Comparing Vitasoy International Holdings Limited's CEO Compensation With The Industry
Our data indicates that Vitasoy International Holdings Limited has a market capitalization of HK$5.7b, and total annual CEO compensation was reported as HK$22m for the year to March 2024. We note that's an increase of 23% above last year. While we always look at total compensation first, our analysis shows that the salary component is less, at HK$7.7m.
For comparison, other companies in the Hong Kong Food industry with market capitalizations ranging between HK$3.1b and HK$12b had a median total CEO compensation of HK$4.1m. This suggests that Roberto Guidetti is paid more than the median for the industry. Furthermore, Roberto Guidetti directly owns HK$33m worth of shares in the company, implying that they are deeply invested in the company's success.
Component | 2024 | 2023 | Proportion (2024) |
Salary | HK$7.7m | HK$7.5m | 35% |
Other | HK$14m | HK$10m | 65% |
Total Compensation | HK$22m | HK$18m | 100% |
On an industry level, around 72% of total compensation represents salary and 28% is other remuneration. Vitasoy International Holdings pays a modest slice of remuneration through salary, as compared to the broader industry. If total compensation is slanted towards non-salary benefits, it indicates that CEO pay is linked to company performance.
A Look at Vitasoy International Holdings Limited's Growth Numbers
Over the last three years, Vitasoy International Holdings Limited has shrunk its earnings per share by 40% per year. In the last year, its revenue is down 1.9%.
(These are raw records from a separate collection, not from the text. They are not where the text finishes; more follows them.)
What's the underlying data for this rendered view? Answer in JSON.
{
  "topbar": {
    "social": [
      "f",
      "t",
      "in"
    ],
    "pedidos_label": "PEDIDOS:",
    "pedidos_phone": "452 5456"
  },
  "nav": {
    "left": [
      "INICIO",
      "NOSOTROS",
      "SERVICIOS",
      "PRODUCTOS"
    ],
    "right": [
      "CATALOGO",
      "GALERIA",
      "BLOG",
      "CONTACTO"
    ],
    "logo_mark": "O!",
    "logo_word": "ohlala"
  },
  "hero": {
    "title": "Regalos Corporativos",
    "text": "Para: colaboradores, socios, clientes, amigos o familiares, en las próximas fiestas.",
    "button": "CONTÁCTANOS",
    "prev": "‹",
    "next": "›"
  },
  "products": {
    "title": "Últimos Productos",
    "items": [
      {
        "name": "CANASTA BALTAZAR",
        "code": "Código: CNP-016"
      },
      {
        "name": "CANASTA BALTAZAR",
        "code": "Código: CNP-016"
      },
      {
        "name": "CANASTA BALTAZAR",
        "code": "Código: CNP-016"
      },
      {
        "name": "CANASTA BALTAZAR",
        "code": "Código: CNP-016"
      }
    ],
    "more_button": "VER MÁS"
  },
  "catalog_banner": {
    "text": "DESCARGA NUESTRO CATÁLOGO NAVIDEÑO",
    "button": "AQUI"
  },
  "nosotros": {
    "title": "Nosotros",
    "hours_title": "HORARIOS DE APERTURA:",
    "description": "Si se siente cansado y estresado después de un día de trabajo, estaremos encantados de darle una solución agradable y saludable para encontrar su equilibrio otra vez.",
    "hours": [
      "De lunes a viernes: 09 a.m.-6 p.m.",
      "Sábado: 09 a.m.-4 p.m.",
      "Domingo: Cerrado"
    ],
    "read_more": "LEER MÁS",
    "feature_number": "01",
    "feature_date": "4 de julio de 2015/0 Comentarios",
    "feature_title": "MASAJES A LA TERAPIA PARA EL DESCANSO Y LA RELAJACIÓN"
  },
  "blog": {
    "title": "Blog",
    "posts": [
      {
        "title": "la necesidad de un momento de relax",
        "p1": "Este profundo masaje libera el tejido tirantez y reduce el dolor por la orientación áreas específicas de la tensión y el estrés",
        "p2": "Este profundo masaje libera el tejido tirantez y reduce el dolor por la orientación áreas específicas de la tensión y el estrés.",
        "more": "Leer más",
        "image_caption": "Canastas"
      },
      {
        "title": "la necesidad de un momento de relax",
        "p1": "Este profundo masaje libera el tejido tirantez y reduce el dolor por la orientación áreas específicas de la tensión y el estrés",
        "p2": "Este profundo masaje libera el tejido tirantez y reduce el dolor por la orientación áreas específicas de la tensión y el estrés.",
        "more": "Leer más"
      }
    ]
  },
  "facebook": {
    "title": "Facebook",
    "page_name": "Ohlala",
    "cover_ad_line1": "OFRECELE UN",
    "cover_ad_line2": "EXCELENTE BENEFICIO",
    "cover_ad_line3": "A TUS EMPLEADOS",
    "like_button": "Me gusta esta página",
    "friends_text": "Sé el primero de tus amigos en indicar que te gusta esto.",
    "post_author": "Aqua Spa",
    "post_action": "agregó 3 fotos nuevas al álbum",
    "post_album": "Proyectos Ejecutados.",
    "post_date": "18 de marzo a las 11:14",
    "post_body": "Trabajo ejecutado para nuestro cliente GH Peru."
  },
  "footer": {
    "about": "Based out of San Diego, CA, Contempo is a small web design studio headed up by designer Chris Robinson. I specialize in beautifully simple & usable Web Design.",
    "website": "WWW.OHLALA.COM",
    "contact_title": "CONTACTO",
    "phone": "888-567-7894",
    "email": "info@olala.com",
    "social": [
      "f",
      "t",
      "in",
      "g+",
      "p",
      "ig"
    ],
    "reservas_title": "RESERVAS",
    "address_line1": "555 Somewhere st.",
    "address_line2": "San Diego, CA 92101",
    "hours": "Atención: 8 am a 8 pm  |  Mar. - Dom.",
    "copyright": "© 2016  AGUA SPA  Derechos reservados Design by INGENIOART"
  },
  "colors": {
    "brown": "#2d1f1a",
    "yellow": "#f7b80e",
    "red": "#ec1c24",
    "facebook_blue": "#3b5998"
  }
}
Few shareholders would be pleased to read that EPS have declined. This is compounded by the fact revenue is actually down on last year. So given this relatively weak performance, shareholders would probably not want to see high compensation for the CEO. Historical performance can sometimes be a good indicator on what's coming up next but if you want to peer into the company's future you might be interested in this free visualization of analyst forecasts.
Has Vitasoy International Holdings Limited Been A Good Investment?
With a total shareholder return of -73% over three years, Vitasoy International Holdings Limited shareholders would by and large be disappointed. So shareholders would probably want the company to be less generous with CEO compensation.
In Summary...
Not only have shareholders not seen a favorable return on their investment, but the business hasn't performed well either. Few shareholders would be willing to award the CEO with a pay raise. At the upcoming AGM, management will get a chance to explain how they plan to get the business back on track and address the concerns from investors.
CEO compensation is one thing, but it is also interesting to check if the CEO is buying or selling Vitasoy International Holdings (free visualization of insider trades).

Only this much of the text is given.